毛子文心急如焚,“默默,妳不要再生我的气,我们和好可不可以。”
“谁要跟你和好,你少臭美,还有以后你别叫我默默,默默不是你叫的。”她捂起耳朵对他做了一个鬼脸。
听她这么说他的心突然冷了一截,原来言和只不过是他一厢情愿的想法,和她并无共识。他灰心的从沙发上站起来,既然她还在呕气,毛子文识相的不想继续争辩下去,拿起书包沮丧的回到自己房里。
作者有话要说:
☆、来自天堂的禁果18
章尹默的预产期一天天逼近,他们依然相敬如冰,谁也不敢越雷池一步,深恐战局一触卽发,就像局促在各自水族箱里的斗鱼一般,游在相隔的玻璃前对峙。
毛子文根本不敢招惹章尹默,深恐她动了胎气,他又得承受众所诛之的对待。
这种僵持的局面一直持续到章尹默分娩后。
那天回到家,阿曼达紧张的告诉他章尹默已经生了,他毫不犹豫的冲往医院。
来到自家医院,毛子文手足无措徘徊在如同玻璃柜的育婴室前踌躇,隔着玻璃对着里头张望,一张张小脸排列在眼前,每张脸看起来似乎都一模一样,唯一可以辨识的只有性别,裹着粉红浴巾的是女生,蓝色是男生。他看不出那个是自己的孩子,只能对着里头猜测,直到一张熟悉的面孔来到他面前。
“不是毛毛吗?怎么来医院了?”这个声音实在太宏亮了,让他想逃也逃不掉,只好转身对着穿制服朝他走来的护理长尴尬的笑了笑。
长相福态的护理长远远看见了人群中的他,惊讶的主动过来跟他打招呼,她对他孰得一清二楚,他出生时她刚到这家医院服务,可以说是看着他长大的。

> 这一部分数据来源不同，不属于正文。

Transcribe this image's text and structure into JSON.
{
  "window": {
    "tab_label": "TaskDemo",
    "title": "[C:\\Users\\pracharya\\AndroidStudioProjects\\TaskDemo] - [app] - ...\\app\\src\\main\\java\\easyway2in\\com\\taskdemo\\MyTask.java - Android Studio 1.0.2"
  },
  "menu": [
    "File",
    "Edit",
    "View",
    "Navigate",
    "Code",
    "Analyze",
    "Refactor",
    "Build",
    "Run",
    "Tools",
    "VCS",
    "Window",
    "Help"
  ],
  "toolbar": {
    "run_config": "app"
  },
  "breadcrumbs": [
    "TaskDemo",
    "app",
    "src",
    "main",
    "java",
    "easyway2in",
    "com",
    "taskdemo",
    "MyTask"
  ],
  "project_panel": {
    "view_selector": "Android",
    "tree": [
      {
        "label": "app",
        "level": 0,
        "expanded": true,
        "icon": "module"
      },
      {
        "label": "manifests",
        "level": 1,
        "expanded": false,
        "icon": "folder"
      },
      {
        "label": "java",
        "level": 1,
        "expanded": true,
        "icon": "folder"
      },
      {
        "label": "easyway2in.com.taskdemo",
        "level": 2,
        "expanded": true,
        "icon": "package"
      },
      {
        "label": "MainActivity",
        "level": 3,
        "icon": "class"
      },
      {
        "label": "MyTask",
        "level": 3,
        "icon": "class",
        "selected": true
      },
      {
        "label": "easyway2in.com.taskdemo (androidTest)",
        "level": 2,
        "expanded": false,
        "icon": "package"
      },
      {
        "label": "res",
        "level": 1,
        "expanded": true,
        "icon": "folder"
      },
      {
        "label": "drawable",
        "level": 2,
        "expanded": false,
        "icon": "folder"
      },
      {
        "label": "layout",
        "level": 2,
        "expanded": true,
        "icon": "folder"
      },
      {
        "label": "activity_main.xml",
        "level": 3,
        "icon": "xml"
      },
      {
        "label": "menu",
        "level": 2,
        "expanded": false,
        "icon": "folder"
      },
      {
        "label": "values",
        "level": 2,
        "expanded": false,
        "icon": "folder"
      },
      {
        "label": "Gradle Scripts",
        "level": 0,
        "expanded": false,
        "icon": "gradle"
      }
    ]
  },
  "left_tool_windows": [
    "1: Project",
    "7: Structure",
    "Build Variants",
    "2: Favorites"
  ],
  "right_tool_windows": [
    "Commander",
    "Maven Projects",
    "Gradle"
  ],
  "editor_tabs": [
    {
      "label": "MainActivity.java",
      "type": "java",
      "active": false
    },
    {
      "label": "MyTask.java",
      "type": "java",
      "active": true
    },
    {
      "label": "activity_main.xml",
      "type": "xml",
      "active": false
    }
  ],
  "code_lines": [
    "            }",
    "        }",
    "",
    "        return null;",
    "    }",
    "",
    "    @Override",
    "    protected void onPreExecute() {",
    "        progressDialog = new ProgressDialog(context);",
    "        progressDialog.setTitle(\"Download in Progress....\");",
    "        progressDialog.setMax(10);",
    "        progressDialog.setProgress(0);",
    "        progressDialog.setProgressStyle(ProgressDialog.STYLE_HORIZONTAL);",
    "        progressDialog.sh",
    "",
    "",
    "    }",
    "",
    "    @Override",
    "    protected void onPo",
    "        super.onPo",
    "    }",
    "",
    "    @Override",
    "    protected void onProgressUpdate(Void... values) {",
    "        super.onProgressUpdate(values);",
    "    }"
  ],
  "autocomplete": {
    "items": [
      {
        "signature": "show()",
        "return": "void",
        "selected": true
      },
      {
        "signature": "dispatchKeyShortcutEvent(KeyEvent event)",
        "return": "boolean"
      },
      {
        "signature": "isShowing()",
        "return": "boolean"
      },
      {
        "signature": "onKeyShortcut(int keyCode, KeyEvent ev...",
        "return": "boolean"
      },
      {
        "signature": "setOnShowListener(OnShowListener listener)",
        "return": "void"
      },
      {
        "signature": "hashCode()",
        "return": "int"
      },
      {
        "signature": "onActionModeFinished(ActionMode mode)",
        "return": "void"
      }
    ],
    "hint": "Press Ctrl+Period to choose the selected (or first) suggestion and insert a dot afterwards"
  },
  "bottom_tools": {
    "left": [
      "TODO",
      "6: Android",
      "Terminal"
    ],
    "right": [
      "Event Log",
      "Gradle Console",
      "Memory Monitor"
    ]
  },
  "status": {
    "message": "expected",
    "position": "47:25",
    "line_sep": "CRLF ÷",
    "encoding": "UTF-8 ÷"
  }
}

被发现他对她傻笑,“我来看……”他指了指育婴室内红了脸颊,不知如何解释。
“你来看婴儿?”护理长满脸困惑。
“嗯──”他对她有点难为情又勉强的点点头。
“谁的小孩?朋友吗?”
他对她随兴的点了点头,“我可以看看吗?”他的神情看起来有些慌张。
护理长挑挑眉,微笑,温柔道:“小婴儿只有家属能探视,你只能隔着玻璃在育婴室外头看喔,告诉我是哪位产妇,我告诉你婴儿是哪位。”
护理长对他说明后兀自走入育婴室。
只有家属能探视?毛子文有点失望,想破口而出,说自己就是孩子的父亲,但话只到咽喉无力道出,自尊心又开始隐隐作祟。
到目前为止,除了家人之外,没有人知道他已婚之事,这件家丑似乎被保密的天衣无缝。
***
见毛子文尚未离去,进去育婴室的护理长走到门边打开门探出头问:“到底谁的小孩?”
“嗯……”他欲言又止,犹豫一会,勉为其难地道出姓名:“章尹默──”
得到答案护理长扬眉而笑,轻轻关起门,隔着大片玻璃走到一台婴儿床前抱起婴儿,透过玻璃窗递给他看。
婴儿酣睡的脸蛋紧闭着双眼,红咚咚的脸颊皱巴巴的,看不出像谁,可是他还是高兴的隔着玻璃划着那张可爱的睡脸,逗着他。他睡的香甜,只是轻轻蠕动嘴唇,沉醉在梦乡。